The DreaMS project uses a set of mass spectral quality metrics to filter out low-quality or large-molecule spectra mined from public repositories (Figure 2b,c in the paper). This tutorial demonstrates how to apply MS/MS single-spectrum quality metrics to a custom dataset of MS/MS spectra. If you’re interested in using LC-MS/MS dataset-level metrics (e.g., instrument accuracy estimation), please refer to the utils/lcms.py subpackage within the DreaMS package.

[6]:
import pandas as pd
import numpy as np
from pathlib import Path
from dreams.utils.dformats import DataFormatA
from dreams.utils.data import MSData
from dreams.utils.io import append_to_stem

Load example dataset in the .mzML format

[2]:
in_pth = Path('../data/MSV00008490/G73954_1x_BC8_01_17287.mzML')
msdata = MSData.from_mzml(in_pth)
Loading dataset G73954_1x_BC8_01_17287 into memory (1930 spectra)...
/Users/builder/jenkins/ws/enms_ntly_pyoms_whl_Release3.0.0/OpenMS/src/openms/source/FORMAT/HANDLERS/XMLHandler.cpp(130): While loading '../data/MSV00008490/G73954_1x_BC8_01_17287.mzML': Required attribute 'softwareRef' not present!
Warning: Parsing error, "processingMethod" is missing the required attribute "softwareRef".
The software tool which generated this mzML should be fixed.

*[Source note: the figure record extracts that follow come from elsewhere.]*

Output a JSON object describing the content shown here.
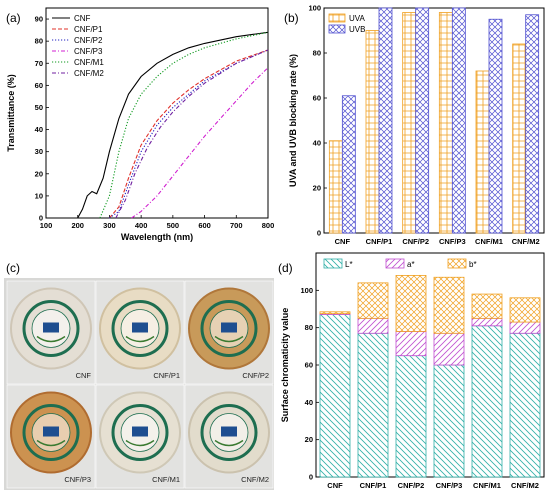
{
  "panels": {
    "a": {
      "label": "(a)"
    },
    "b": {
      "label": "(b)"
    },
    "c": {
      "label": "(c)"
    },
    "d": {
      "label": "(d)"
    }
  },
  "colors": {
    "CNF": "#000000",
    "CNF/P1": "#e0302a",
    "CNF/P2": "#2020c0",
    "CNF/P3": "#d020d0",
    "CNF/M1": "#109a20",
    "CNF/M2": "#7020a0",
    "UVA": "#f0a020",
    "UVB": "#5050d0",
    "L": "#30b0a8",
    "a": "#c050d0",
    "b": "#f0a020"
  },
  "chart_data": [
    {
      "id": "a",
      "type": "line",
      "xlabel": "Wavelength (nm)",
      "ylabel": "Transmittance (%)",
      "xlim": [
        100,
        800
      ],
      "ylim": [
        0,
        95
      ],
      "xticks": [
        100,
        200,
        300,
        400,
        500,
        600,
        700,
        800
      ],
      "yticks": [
        0,
        10,
        20,
        30,
        40,
        50,
        60,
        70,
        80,
        90
      ],
      "legend_position": "top-left",
      "series": [
        {
          "name": "CNF",
          "style": "solid",
          "x": [
            200,
            215,
            230,
            245,
            260,
            280,
            300,
            330,
            360,
            400,
            450,
            500,
            550,
            600,
            700,
            800
          ],
          "y": [
            0,
            4,
            10,
            12,
            11,
            18,
            30,
            45,
            56,
            64,
            70,
            74,
            77,
            79,
            82,
            84
          ]
        },
        {
          "name": "CNF/P1",
          "style": "dash",
          "x": [
            300,
            330,
            360,
            400,
            450,
            500,
            550,
            600,
            700,
            800
          ],
          "y": [
            0,
            5,
            18,
            33,
            44,
            52,
            58,
            63,
            71,
            76
          ]
        },
        {
          "name": "CNF/P2",
          "style": "dot",
          "x": [
            300,
            330,
            360,
            400,
            450,
            500,
            550,
            600,
            700,
            800
          ],
          "y": [
            0,
            3,
            15,
            30,
            42,
            50,
            56,
            62,
            70,
            76
          ]
        },
        {
          "name": "CNF/P3",
          "style": "dashdot",
          "x": [
            370,
            400,
            450,
            500,
            550,
            600,
            650,
            700,
            750,
            800
          ],
          "y": [
            0,
            3,
            10,
            19,
            28,
            37,
            45,
            53,
            61,
            68
          ]
        },
        {
          "name": "CNF/M1",
          "style": "dot",
          "x": [
            270,
            300,
            330,
            360,
            400,
            450,
            500,
            550,
            600,
            700,
            800
          ],
          "y": [
            0,
            10,
            30,
            45,
            56,
            64,
            70,
            74,
            77,
            81,
            84
          ]
        },
        {
          "name": "CNF/M2",
          "style": "dashdot",
          "x": [
            320,
            350,
            380,
            420,
            460,
            500,
            550,
            600,
            700,
            800
          ],
          "y": [
            0,
            8,
            20,
            32,
            41,
            48,
            55,
            61,
            70,
            76
          ]
        }
      ]
    },
    {
      "id": "b",
      "type": "bar",
      "ylabel": "UVA and UVB blocking rate (%)",
      "ylim": [
        0,
        100
      ],
      "yticks": [
        0,
        20,
        40,
        60,
        80,
        100
      ],
      "legend_position": "top-left",
      "categories": [
        "CNF",
        "CNF/P1",
        "CNF/P2",
        "CNF/P3",
        "CNF/M1",
        "CNF/M2"
      ],
      "series": [
        {
          "name": "UVA",
          "values": [
            41,
            90,
            98,
            98,
            72,
            84
          ]
        },
        {
          "name": "UVB",
          "values": [
            61,
            100,
            100,
            100,
            95,
            97
          ]
        }
      ]
    },
    {
      "id": "d",
      "type": "bar",
      "stacked": true,
      "ylabel": "Surface chromaticity value",
      "ylim": [
        0,
        120
      ],
      "yticks": [
        0,
        20,
        40,
        60,
        80,
        100
      ],
      "legend_position": "top",
      "categories": [
        "CNF",
        "CNF/P1",
        "CNF/P2",
        "CNF/P3",
        "CNF/M1",
        "CNF/M2"
      ],
      "series": [
        {
          "name": "L*",
          "values": [
            87,
            77,
            65,
            60,
            81,
            77
          ]
        },
        {
          "name": "a*",
          "values": [
            0.5,
            8,
            13,
            17,
            4,
            6
          ]
        },
        {
          "name": "b*",
          "values": [
            1,
            19,
            30,
            30,
            13,
            13
          ]
        }
      ]
    }
  ],
  "photos": [
    {
      "label": "CNF",
      "tint": "#e4ded4",
      "rim": "#cfc6b6"
    },
    {
      "label": "CNF/P1",
      "tint": "#e8dcc4",
      "rim": "#d0c0a0"
    },
    {
      "label": "CNF/P2",
      "tint": "#c89a5a",
      "rim": "#b0773a"
    },
    {
      "label": "CNF/P3",
      "tint": "#cc9250",
      "rim": "#b06c30"
    },
    {
      "label": "CNF/M1",
      "tint": "#e6e0d2",
      "rim": "#cfc8b6"
    },
    {
      "label": "CNF/M2",
      "tint": "#e2dccc",
      "rim": "#cbc2ae"
    }
  ]
}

Please notify the maintainers.

Subject spectra to quality control checks

[5]:
# Get spectra (m/z and inetsnity arrays) and precursor m/z values from the input dataset
spectra = msdata['spectrum']
prec_mzs = msdata['precursor_mz']

# Subject each spectrum to spectral quality checks
dformat = DataFormatA()
quality_lvls = [dformat.val_spec(s, p, return_problems=True) for s, p in zip(spectra, prec_mzs)]

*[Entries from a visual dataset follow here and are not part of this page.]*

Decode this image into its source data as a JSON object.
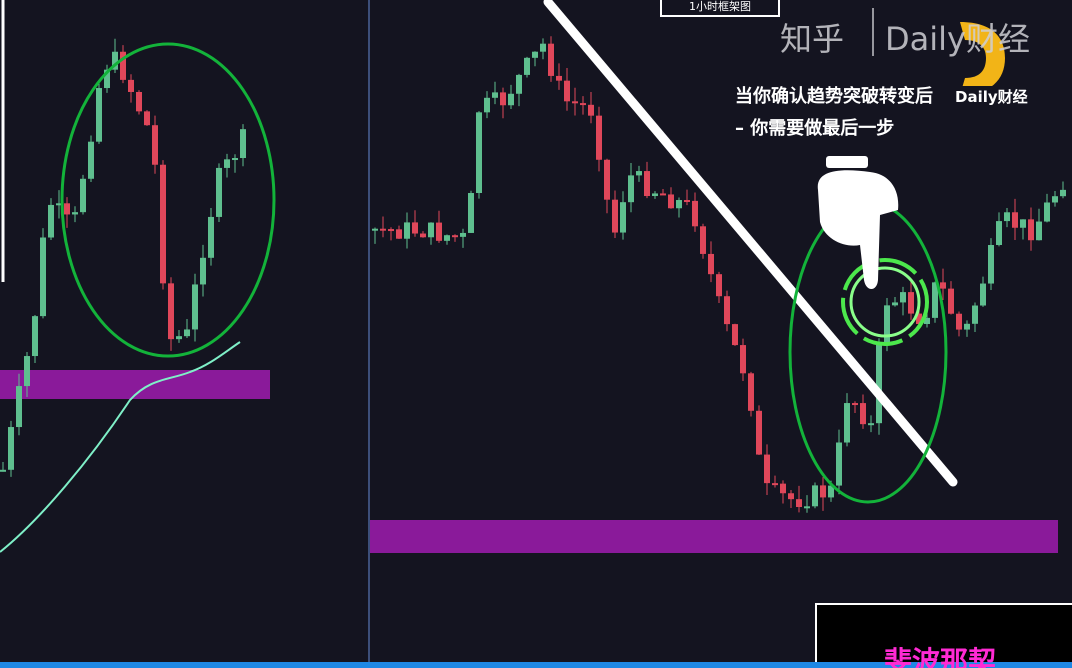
{
  "header": {
    "title": "1小时框架图"
  },
  "watermark": {
    "site": "知乎",
    "channel": "Daily财经"
  },
  "caption": {
    "line1": "当你确认趋势突破转变后",
    "line2": "– 你需要做最后一步",
    "badge": "Daily财经"
  },
  "footer": {
    "label": "斐波那契"
  }
}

# Check how many spectra passed all filters (`All checks passed`) and how many spectra did not pass some of the filters
pd.Series(quality_lvls).value_counts()
/Users/roman/DreaMS/dreams/utils/spectra.py:258: RuntimeWarning: divide by zero encountered in scalar divide
  return max(peak_list[1]) / min(peak_list[1])
[5]:
All checks passed                      1039
Number of high intensity peaks >= 3     863
m/z range <= 1000.0                      17
Precursor m/z <= 1000.0                   7
Intensity amplitude >= 20.0               4
Name: count, dtype: int64

Create new dataset with only high-quality spectra

[4]:
# Define path for output high-quality file
hq_pth = append_to_stem(in_pth, 'high_quality').with_suffix('.hdf5')

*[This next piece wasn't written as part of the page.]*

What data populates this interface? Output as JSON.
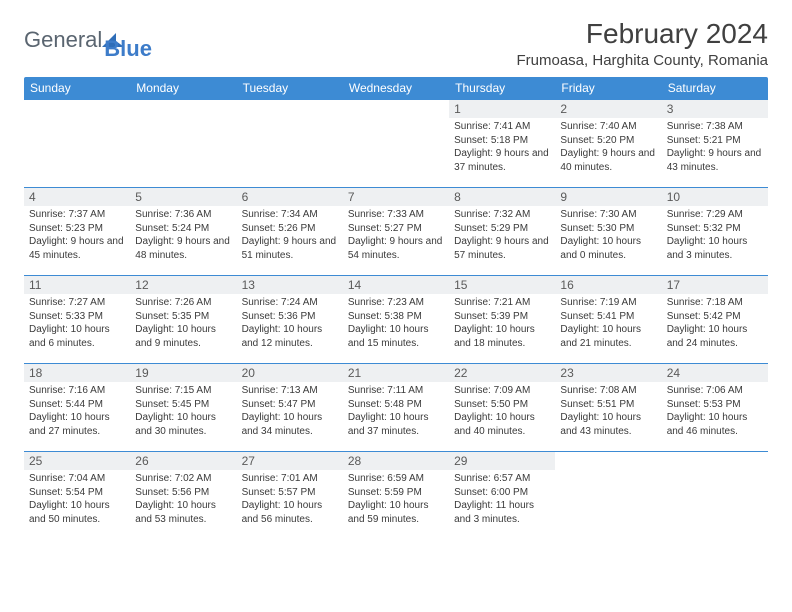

# Pick only high-quality spectra and save them to `hq_pth`
msdata.form_subset(
    idx=np.where(np.array(quality_lvls) == 'All checks passed')[0],
    out_pth=hq_pth
)

# Try reading the new file
msdata_hq = MSData.load(hq_pth)
msdata_hq
[4]:
MSData(pth=../data/MSV00008490/G73954_1x_BC8_01_17287_high_quality.hdf5, in_mem=False) with 1,039 spectra.